The patron of the Broad Eye Windmill is actor, TV presenter and historian Tony Robinson.

== History ==
=== 18th century ===
Despite the town having three water mills, not enough flour could be produced to feed the poor of Stafford, as large amounts were being shipped to Birmingham via the Staffordshire and Worcestershire Canal, built in 1772 at Radford Bank. Furthermore, high prices were being charged by the water mills, as a result of the corn laws which allowed farmers and millers to charge high prices for grain and flour. This meant local people went hungry, and, to get around this problem, work started on the Broad Eye Windmill in 1796, which was completed in the early 1800s. Allotment land was made available at Broad Eye for the project, which is one of the lowest lying areas of Stafford Borough, sited next to the River Sow.

Using stone from the early Shire Hall, in its day, at a height of sixty three feet, the windmill was the highest in the Midlands and originally had a conical cap and seven floors, of which only the upper four floors were used for flour production.

=== 19th century ===
In 1835, to keep up with demand, a steam engine was placed in the lower floors to keep up production when the wind wasn't blowing. However, this only partly rectified the situation, as when the mainline railway arrived in 1837, flour production could not keep up with local demand - Stafford was growing so quickly, and with new rail links, it was possible to bring in cheap flour, which meant the mill could not compete. Furthermore, due to the demand for finer, white flour which could not be produced at the Broad Eye Windmill, by 1896, the mill reached the end of its life in its intended form, and in the following year, in 1897, the sails and winding gear were removed.

=== 20th century ===
In 1919, the lower part of the windmill was converted into a shop, and, from the early 1920s until 1931, it was trading as a butcher’s shop. Photographs of the windmill's time as a shop still remain. American troops used the mill as a wartime store place but it later fell derelict, before being declared a Grade II listed building in 1951.

== Present day ==
In 1966, the Friends of Broad Eye Windmill was created to look after the mill with the idea of returning it to its former glory, whilst establishing a heritage and education centre within. They aim to renew damaged oak support beams, Joists and floorboards so the next storey can be used as a museum and heritage centre. Inside the windmill lie artifacts and photographs relating to the Windmill and Stafford's industrial past. Currently, only the ground floor and basement are accessible.

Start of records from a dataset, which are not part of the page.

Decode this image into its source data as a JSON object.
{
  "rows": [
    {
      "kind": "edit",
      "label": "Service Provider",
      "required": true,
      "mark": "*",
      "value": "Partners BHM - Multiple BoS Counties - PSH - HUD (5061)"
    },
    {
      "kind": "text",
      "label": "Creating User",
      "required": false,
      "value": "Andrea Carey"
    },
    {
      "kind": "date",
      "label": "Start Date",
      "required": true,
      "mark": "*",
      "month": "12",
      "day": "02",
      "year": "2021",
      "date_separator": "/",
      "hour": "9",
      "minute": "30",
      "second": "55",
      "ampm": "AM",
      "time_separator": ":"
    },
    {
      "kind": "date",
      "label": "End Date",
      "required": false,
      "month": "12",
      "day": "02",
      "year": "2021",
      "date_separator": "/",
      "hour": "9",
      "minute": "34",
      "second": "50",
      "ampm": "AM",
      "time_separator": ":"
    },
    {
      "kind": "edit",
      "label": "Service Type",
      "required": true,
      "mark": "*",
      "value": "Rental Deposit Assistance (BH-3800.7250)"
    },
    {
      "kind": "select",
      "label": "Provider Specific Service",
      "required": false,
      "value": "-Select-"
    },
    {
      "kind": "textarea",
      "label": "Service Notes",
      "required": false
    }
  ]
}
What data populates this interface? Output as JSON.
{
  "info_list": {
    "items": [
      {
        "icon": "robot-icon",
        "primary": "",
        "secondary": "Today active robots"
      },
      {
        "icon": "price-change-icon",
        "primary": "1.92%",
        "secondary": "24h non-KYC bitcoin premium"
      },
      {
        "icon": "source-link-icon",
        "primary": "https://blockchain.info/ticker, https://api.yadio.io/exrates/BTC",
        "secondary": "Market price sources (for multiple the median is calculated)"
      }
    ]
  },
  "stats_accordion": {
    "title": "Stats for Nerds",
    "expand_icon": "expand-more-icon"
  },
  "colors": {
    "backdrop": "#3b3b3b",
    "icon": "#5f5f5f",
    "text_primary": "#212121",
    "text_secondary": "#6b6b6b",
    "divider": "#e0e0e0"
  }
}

The Friends of Broad Eye Windmill frequently hold open days throughout the summer, to give people an idea of what the Mill's interior is like, and to raise awareness of the renovation of the windmill. Donations towards the Windmill are always being collected, which goes towards the renovation and preservation of the Broad Eye Windmill.

== Windmill Broadcasting ==

In 2016, Windmill Broadcasting, a local community radio station, started broadcasting from the Broad Eye Windmill. As well as being based in the Mill, the station works with the windmill members to assist with fundraising and renovation, and to help promote the windmill.